UK: Who is immigration policy for? The media-politics of the hostile environment (Corporate Watch, link):

"Most basically, migration figures continue to rise, while the ineffectiveness of vicious Immigration Enforcement measures is an open secret amongst Home Office officials. In fact the level of resources – and violence – required to really seal borders would go well beyond anything yet seen.

So what really drives the hostile environment policies? Our new report “Who is immigration policy for?” examines the following key points:

  • Immigration policy isn’t really about controlling migration, it’s about making a show of control. It is a spectacle, an emotional performance. In practice, this means attacking a few scapegoats seen as “low value” by business – often, the most vulnerable migrants such as refugees, so-called “illegals”, or others without the right documents.
  • The primary audiences for the spectacle of immigration control are specific “target publics”: some older white people who are key voters and media consumers, and who have high anxiety about migration – but who make up only around 20% of the population.
  • Policies are drawn up by politicians and advisors in close interaction with big media. Political and media elites share a dense “ecosystem”, and anti-migrant clampdowns are part of their internal jostling for power – votes, promotions, audience share.
  • Migration scares and clampdowns are part of a broader pattern – the anxiety engine that drives much of politics today, fuelled by stories of threat and control.

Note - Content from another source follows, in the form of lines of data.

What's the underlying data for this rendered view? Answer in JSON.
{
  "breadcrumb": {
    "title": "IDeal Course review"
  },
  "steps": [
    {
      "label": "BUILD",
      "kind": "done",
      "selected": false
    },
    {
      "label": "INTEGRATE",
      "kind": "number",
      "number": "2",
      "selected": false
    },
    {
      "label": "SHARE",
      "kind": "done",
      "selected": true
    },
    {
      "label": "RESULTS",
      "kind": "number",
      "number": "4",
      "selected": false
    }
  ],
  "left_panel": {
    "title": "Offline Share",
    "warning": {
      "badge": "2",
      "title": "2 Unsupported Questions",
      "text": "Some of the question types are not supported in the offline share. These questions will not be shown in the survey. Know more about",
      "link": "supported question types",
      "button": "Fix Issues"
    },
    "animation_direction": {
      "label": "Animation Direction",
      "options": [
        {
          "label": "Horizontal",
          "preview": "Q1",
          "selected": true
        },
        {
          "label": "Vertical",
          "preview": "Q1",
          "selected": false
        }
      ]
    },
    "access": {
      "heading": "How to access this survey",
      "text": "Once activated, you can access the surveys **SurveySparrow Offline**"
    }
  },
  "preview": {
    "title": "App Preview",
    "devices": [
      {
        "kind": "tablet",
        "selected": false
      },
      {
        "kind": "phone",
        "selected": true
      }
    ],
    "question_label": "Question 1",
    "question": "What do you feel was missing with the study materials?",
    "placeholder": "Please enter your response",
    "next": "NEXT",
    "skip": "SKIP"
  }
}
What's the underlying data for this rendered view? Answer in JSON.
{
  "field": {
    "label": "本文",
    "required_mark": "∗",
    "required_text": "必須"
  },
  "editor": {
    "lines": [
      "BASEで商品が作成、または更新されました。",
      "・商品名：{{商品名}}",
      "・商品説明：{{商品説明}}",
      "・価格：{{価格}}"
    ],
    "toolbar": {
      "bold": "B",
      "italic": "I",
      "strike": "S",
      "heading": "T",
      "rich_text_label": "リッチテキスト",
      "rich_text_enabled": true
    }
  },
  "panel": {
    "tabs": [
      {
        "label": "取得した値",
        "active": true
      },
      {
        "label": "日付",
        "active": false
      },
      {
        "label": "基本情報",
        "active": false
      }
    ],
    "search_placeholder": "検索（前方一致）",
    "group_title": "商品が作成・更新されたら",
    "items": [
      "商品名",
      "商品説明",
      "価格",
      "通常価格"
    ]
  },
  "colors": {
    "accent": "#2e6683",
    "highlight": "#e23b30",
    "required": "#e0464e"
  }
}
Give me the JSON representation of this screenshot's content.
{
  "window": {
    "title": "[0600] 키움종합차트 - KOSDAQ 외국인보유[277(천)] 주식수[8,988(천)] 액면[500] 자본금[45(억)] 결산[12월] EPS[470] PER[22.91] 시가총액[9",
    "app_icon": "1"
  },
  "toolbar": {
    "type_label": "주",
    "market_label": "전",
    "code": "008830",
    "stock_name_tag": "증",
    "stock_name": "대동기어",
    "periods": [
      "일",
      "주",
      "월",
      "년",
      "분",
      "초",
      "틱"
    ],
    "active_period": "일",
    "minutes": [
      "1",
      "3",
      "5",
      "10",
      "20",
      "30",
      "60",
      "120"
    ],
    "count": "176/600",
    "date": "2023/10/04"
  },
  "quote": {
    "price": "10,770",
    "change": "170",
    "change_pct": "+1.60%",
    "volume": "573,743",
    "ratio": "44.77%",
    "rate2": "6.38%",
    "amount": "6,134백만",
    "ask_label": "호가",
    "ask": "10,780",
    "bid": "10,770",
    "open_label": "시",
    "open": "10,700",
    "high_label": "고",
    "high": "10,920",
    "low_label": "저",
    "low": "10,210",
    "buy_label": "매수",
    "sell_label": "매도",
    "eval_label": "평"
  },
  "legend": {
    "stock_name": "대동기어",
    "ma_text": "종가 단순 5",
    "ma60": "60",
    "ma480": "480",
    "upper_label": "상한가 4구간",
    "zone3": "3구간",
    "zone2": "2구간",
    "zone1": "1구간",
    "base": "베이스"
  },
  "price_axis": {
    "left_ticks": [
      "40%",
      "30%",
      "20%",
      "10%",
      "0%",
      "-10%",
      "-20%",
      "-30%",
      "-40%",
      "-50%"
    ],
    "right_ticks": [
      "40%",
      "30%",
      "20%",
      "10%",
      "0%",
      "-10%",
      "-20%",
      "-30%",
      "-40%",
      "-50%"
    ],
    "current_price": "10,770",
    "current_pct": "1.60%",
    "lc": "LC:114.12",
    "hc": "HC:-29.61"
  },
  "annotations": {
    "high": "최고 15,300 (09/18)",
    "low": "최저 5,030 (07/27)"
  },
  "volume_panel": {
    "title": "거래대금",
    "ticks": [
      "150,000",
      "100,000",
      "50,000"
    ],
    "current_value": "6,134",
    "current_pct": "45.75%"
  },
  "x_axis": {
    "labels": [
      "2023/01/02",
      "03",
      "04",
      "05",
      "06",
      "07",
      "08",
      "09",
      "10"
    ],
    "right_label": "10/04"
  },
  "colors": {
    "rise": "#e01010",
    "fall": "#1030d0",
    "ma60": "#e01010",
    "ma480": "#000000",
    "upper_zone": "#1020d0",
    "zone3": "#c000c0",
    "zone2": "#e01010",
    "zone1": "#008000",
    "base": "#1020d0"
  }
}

You can read the full report here on the web – or download it here as a PDF document (60 pages)."

See also: Summary: Who is immigration policy for? Hostile Environment and anxiety media-politics (link to pdf)

Data shows migration more strongly linked to aspiration than desperation (EU Science Hub, link):

"A new global analysis of intentions to migrate suggests that individuals preparing to move abroad are more likely to do so out of aspiration for a better life, economic opportunities and development of skills, rather than sheer desperation.

While the analysis does not include individuals who are forced to migrate, such as refugees and asylum seekers, it provides valuable insights on voluntary migrants.

Between 2010 and 2015, around 30% of the population of 157 countries around the world expressed a wish to move abroad, while less than 1% have actually migrated.

The analysis finds that while being dissatisfied with one’s own standard of living is associated with a higher probability to desire and to plan a move abroad, the link with making concrete preparations is less clear."

See: EU Joint Research Centre technical report: A global analysis of intentions to migrate(pdf)

Greece reinforces land border with Turkey to stem flow of migrants (Guardian, link):

"Athens rushes to counter fears of new crisis after arrival of nearly 3,000 people in April.

Greece has rushed to reinforce its land border with Turkey as fears mount over a sharp rise in the number of refugees and migrants crossing the frontier.

Police patrols were augmented as local authorities said the increase in arrivals had become reminiscent of the influx of migrants on the Aegean islands close to the Turkish coast. About 2,900 people crossed the land border in April, by far surpassing the number who arrived by sea, the UN refugee agency (UNHCR) said. The figure represents half of the total number of crossings during the whole of 2017."

UK: Lord Dubs tables Brexit bill amendment to give young refugees sanctuary (Guardian, link):

"Refugee campaigner Lord Dubs has tabled a Brexit bill amendment to force the government to continue to give refugee children sanctuary post-Brexit.

Dubs has tabled an amendment to the European Union (withdrawal) bill that will include a specific provision for unaccompanied refugee minors stranded on the continent who have family in the UK already.

He said he found the Windrush scandal “shameful” and the amendment was important to ensure the “cold indifference” of the government was not the determining factor when it came to children seeking refuge for war and conflict zones."